Victimhood versus Agency: Some Final Reflections
The failure to adequately provide for the full, active and meaningful involvement of global south rightsholders in the processes of enacting and implementing the planned CSDDD has the (maybe unintended) effect of substituting the agency of such rightsholders for victimhood. That is to say, as it stands, the proposals set out to save these poor victims of human rights violations, without doing enough to empower them to be autonomous, independent and agency-wielding rightsholders capable of making real contributions to the due diligence processes on the basis of their lived experiences. Consequently, in order to truly benefit from the promises of a CSDDD, these rightsholders are forced to rely on the benevolence of other actors in the due diligence process.

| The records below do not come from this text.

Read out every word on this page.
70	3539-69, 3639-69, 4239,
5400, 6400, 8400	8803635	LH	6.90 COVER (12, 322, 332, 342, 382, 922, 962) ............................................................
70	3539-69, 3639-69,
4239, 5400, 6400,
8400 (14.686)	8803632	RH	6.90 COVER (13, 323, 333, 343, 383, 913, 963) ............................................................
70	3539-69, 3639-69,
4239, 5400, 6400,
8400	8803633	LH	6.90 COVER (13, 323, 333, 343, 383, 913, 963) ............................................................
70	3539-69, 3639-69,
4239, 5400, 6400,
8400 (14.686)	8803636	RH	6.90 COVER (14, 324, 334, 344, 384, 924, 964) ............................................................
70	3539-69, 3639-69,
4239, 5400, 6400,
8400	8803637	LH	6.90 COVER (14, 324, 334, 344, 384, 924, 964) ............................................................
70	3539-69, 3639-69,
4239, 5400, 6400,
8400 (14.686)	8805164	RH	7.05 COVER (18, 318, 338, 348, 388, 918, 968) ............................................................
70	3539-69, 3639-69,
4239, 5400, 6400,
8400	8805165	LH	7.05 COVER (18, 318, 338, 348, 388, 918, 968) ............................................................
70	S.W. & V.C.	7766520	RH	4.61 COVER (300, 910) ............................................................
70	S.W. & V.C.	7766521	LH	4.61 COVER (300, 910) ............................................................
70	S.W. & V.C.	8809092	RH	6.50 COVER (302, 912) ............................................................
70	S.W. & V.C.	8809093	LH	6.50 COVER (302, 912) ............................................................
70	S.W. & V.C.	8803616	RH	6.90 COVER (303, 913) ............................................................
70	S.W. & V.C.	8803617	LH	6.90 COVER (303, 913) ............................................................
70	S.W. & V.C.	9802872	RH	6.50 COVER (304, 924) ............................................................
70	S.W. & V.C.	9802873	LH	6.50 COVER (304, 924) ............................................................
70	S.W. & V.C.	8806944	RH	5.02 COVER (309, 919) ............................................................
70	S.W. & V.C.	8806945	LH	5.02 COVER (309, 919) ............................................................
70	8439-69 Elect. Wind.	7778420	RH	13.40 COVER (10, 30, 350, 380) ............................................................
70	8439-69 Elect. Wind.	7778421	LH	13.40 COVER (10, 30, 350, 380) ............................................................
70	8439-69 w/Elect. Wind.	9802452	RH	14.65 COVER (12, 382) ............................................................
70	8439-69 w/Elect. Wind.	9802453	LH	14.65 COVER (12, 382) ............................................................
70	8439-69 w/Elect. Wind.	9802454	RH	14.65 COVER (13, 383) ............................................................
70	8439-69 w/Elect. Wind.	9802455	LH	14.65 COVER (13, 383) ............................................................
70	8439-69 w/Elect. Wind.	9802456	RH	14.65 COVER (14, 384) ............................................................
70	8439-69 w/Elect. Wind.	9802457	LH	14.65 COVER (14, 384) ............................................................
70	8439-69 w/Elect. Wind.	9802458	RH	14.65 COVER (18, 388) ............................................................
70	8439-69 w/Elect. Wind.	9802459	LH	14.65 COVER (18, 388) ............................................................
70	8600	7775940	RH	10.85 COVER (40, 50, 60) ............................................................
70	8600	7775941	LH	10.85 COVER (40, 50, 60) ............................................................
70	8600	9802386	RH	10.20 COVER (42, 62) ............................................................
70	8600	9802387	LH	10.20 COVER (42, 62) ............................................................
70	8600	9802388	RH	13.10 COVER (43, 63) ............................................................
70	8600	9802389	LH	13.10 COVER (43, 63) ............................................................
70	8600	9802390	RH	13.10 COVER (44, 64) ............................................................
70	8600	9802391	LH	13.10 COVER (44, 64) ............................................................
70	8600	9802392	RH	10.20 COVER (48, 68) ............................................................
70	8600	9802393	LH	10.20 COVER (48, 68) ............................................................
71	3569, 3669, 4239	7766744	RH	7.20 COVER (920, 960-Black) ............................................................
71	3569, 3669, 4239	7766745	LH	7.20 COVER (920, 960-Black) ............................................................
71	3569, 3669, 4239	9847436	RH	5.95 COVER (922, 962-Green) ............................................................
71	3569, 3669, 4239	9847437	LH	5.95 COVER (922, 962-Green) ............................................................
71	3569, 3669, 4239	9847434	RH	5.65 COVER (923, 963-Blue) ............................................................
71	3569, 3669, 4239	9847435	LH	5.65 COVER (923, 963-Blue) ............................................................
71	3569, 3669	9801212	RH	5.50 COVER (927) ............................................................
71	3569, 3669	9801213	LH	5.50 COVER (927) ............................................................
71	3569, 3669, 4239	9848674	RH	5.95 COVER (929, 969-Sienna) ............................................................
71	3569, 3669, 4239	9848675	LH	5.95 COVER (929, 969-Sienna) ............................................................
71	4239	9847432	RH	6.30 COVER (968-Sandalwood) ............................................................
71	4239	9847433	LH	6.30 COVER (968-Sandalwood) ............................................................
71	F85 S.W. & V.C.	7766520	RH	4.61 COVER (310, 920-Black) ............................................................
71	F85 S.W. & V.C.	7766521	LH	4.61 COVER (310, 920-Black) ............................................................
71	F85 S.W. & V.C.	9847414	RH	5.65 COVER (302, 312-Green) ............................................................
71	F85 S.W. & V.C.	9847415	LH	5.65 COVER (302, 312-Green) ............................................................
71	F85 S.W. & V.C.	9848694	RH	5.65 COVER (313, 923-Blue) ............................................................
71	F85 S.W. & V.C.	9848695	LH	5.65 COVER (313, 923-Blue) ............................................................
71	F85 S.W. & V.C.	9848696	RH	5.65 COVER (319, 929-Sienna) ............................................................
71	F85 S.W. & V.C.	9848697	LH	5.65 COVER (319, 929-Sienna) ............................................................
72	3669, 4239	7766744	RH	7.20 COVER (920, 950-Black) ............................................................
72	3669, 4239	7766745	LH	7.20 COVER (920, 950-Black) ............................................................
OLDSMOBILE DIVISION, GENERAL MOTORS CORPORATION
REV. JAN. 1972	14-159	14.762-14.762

This failure to fully recognise and translate the agency of global south rightsholders into reality is problematic for two reasons: value-based and instrumental. Using these terms in a different but comparable context, Sandra Liebenberg has argued that value-based reasons for ensuring participation by rightsholders in processes that impact them is a recognition of the normative human rights based arguments for participation. These include respecting the individual dignity and autonomy of rightsholders in the context of decisions that have a profound impact on their material wellbeing. On the other hand, instrumental justifications for securing the full and meaningful participation of global south rightsholders are more concerned with enabling better quality decisions to be made by the covered companies, by ensuring that companies have at their disposal the best possible information when making decisions within the context of due diligence processes. After all, who is best placed to assist companies in identifying the fault lines in their operations other than the very persons who experience violations on the ground? Arguably, the regulatory effectiveness of a future CSDDD would be likely strengthened by the ability of agency-wielding global south rightsholders to fully and meaningfully participate in due diligence and related remediation processes (see Emma Baldi), given their unique but often overlooked insights into why and how things go wrong.
At the end of the day, this contribution urges us to temper the enthusiasm with which we approach the upcoming CSDDD and other due diligence laws like it. After all, as the above analysis has sought to illuminate, there is always more than meets the eye.